5. Terminal sidecar unavailable

Signal. Submits fail with terminal_exec_unavailable / terminal_sidecar_unavailable / exec_token_missing; the browser terminal does not connect.

Automatic response. These are classified transient_infra, so the auto-retry gate (when enabled) will resubmit once the sidecar recovers.

Manual action.

  1. Check the Sidecars card for the terminal sidecar CPU/health.
  2. If the sidecar is unhealthy, the Azure Container Apps revision may need a restart (maintainer action — the sidecars share one revision).
  3. Re-run affected submits after the sidecar is healthy.

6. Storage data plane blocked

Signal. The BLAST Databases / Queries / Results screens render a network_blocked degraded state.

Cause (by design). Workload Azure Storage is publicNetworkAccess: Disabled in production; only the Container App reaches it over private endpoints. A developer iterating from a laptop cannot reach the data plane — this is expected, not an incident.
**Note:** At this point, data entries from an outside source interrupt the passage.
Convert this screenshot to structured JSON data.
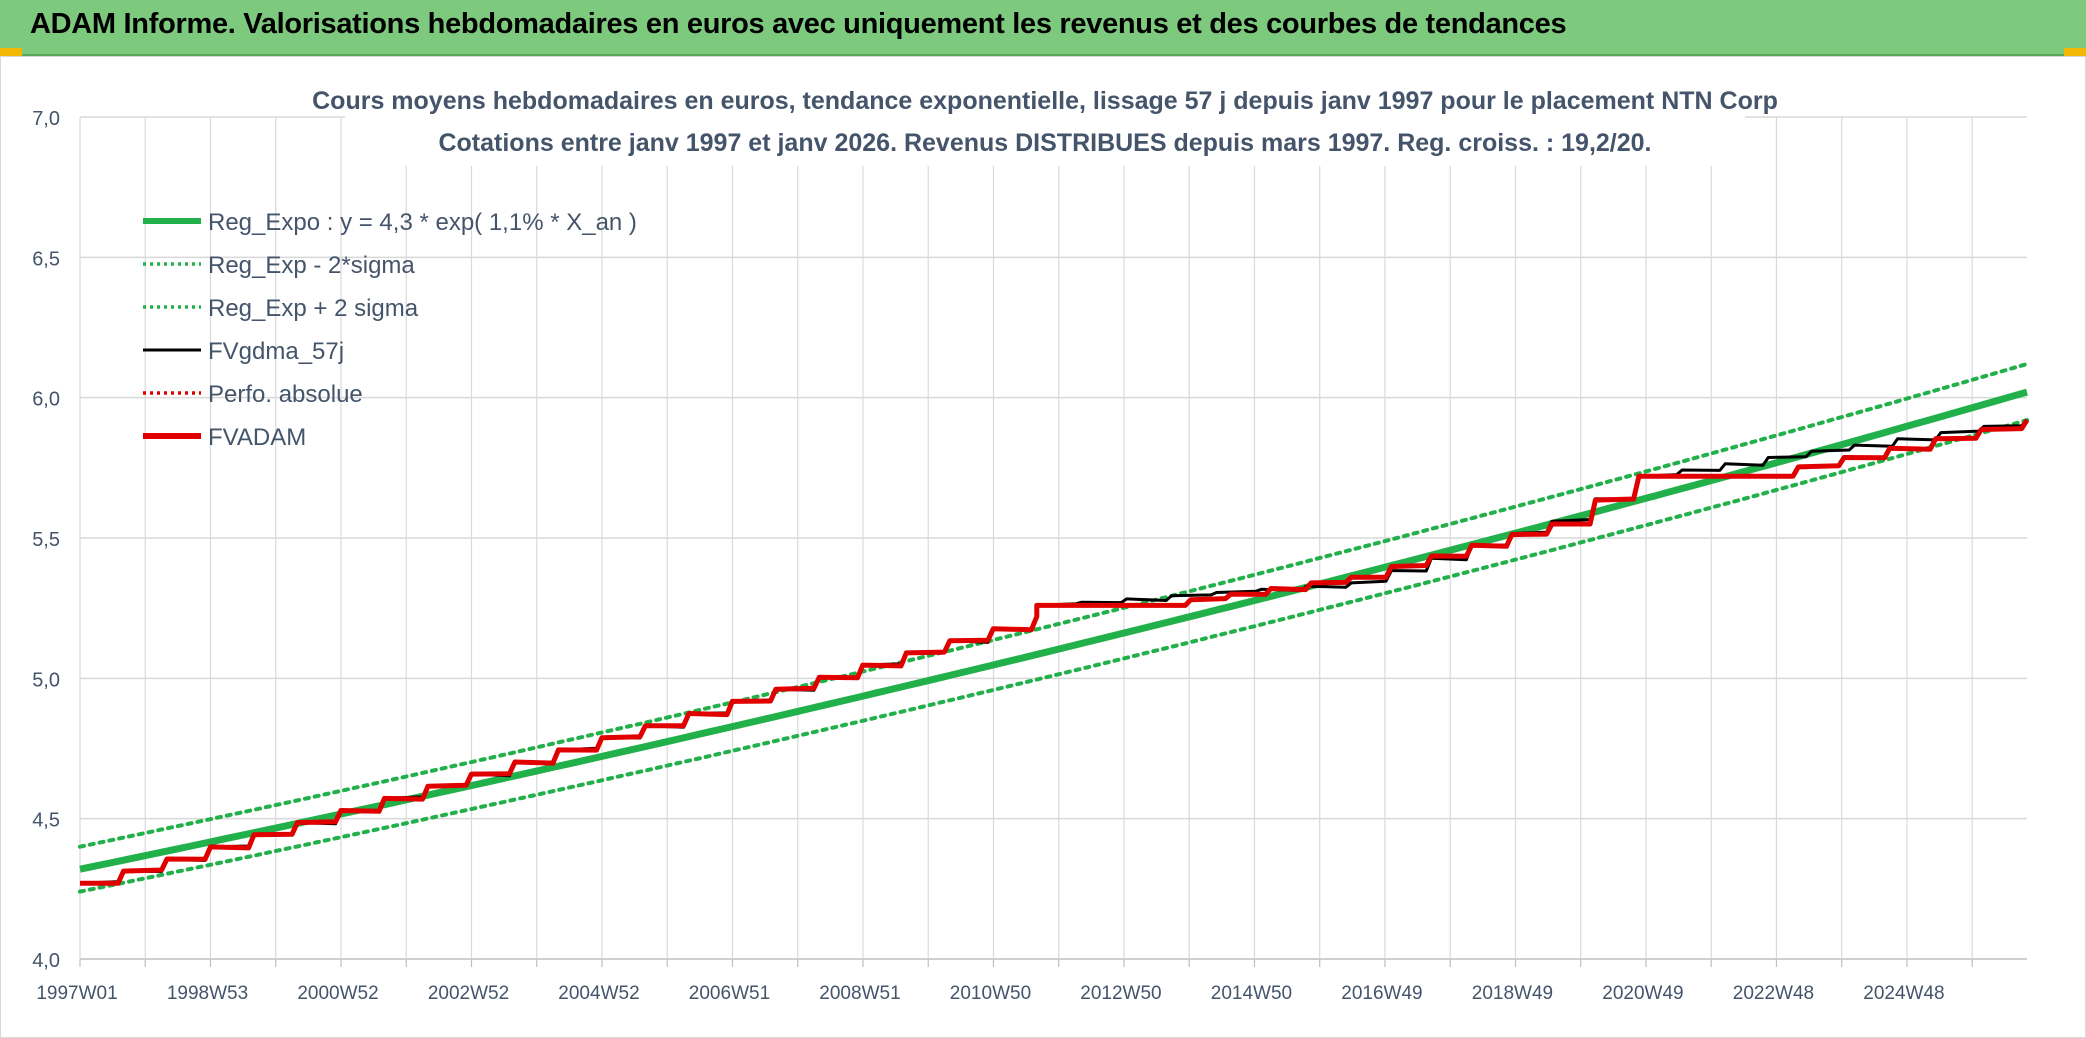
{
  "banner": {
    "title": "ADAM Informe. Valorisations hebdomadaires en euros avec uniquement les revenus et des courbes de tendances"
  },
  "colors": {
    "banner_bg": "#7dc97d",
    "reg_expo": "#22b04a",
    "fv_gdma": "#000000",
    "perfo": "#e00000",
    "fvadam": "#e00000",
    "grid": "#d9d9d9",
    "title_text": "#44546a"
  },
  "chart_data": {
    "type": "line",
    "title": "Cours moyens hebdomadaires en euros, tendance exponentielle, lissage 57 j depuis janv 1997 pour le placement NTN Corp",
    "subtitle": "Cotations entre janv 1997 et janv 2026. Revenus DISTRIBUES depuis mars 1997. Reg. croiss. : 19,2/20.",
    "xlabel": "",
    "ylabel": "",
    "x_range": [
      1997.0,
      2026.1
    ],
    "ylim": [
      4.0,
      7.0
    ],
    "y_ticks": [
      "4,0",
      "4,5",
      "5,0",
      "5,5",
      "6,0",
      "6,5",
      "7,0"
    ],
    "x_ticks": [
      "1997W01",
      "1998W53",
      "2000W52",
      "2002W52",
      "2004W52",
      "2006W51",
      "2008W51",
      "2010W50",
      "2012W50",
      "2014W50",
      "2016W49",
      "2018W49",
      "2020W49",
      "2022W48",
      "2024W48"
    ],
    "grid": true,
    "legend_position": "top-left",
    "series": [
      {
        "name": "Reg_Expo : y = 4,3 * exp( 1,1% *  X_an )",
        "style": "solid-thick",
        "color": "#22b04a",
        "x": [
          1997.0,
          2026.1
        ],
        "y": [
          4.32,
          6.02
        ]
      },
      {
        "name": "Reg_Exp - 2*sigma",
        "style": "dotted",
        "color": "#22b04a",
        "x": [
          1997.0,
          2026.1
        ],
        "y": [
          4.24,
          5.92
        ]
      },
      {
        "name": "Reg_Exp + 2 sigma",
        "style": "dotted",
        "color": "#22b04a",
        "x": [
          1997.0,
          2026.1
        ],
        "y": [
          4.4,
          6.12
        ]
      },
      {
        "name": "FVgdma_57j",
        "style": "solid",
        "color": "#000000",
        "x": [
          1997.0,
          2011.3,
          2011.3,
          2016.0,
          2016.0,
          2019.0,
          2019.0,
          2020.3,
          2020.3,
          2026.1
        ],
        "y": [
          4.27,
          5.22,
          5.26,
          5.34,
          5.34,
          5.56,
          5.56,
          5.72,
          5.72,
          5.92
        ]
      },
      {
        "name": "Perfo. absolue",
        "style": "dotted",
        "color": "#e00000",
        "x": [],
        "y": []
      },
      {
        "name": "FVADAM",
        "style": "solid-thick",
        "color": "#e00000",
        "x": [
          1997.0,
          2011.3,
          2011.3,
          2013.0,
          2016.0,
          2019.0,
          2020.3,
          2022.0,
          2026.1
        ],
        "y": [
          4.27,
          5.22,
          5.26,
          5.26,
          5.36,
          5.55,
          5.72,
          5.72,
          5.92
        ]
      }
    ]
  }
}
Manual action. For local debugging only, open the surface to your IP with the sanctioned helper (scripts/dev/local-run.sh storage-on) and close it again (storage-off) when done. In a deployed environment, publicNetworkAccess remaining Enabled after debugging is an incident — close it. Never add a production code path that flips it.


7. Where to look

Surface What it tells you
Cluster card Power state, node SKU/count, provisioning, recent failed provisions
Jobs cards Per-job status/phase, failed-rate, failure_classification
Cost card Approximate hourly/monthly compute cost, budget warning
Sidecars card api / worker / terminal / redis health and CPU/MEM
Notification bell Recent terminal jobs (completed/failed/cancelled) at a glance
Job detail Live pod logs, execution-step timeline, error detail

For deeper telemetry the control plane emits structured lifecycle events to App Insights (blast, warmup, cluster_provision, prepare_db, blast_auto_retry); query customEvents for terminal-status trends.


Escalation

Escalate to the maintainer when: a Container App revision restart is needed; a cluster will not start after az aks start; publicNetworkAccess is stuck Enabled in a deployed environment; or repeated quarantined auto-retry jobs indicate a systemic submit-phase fault rather than a transient blip.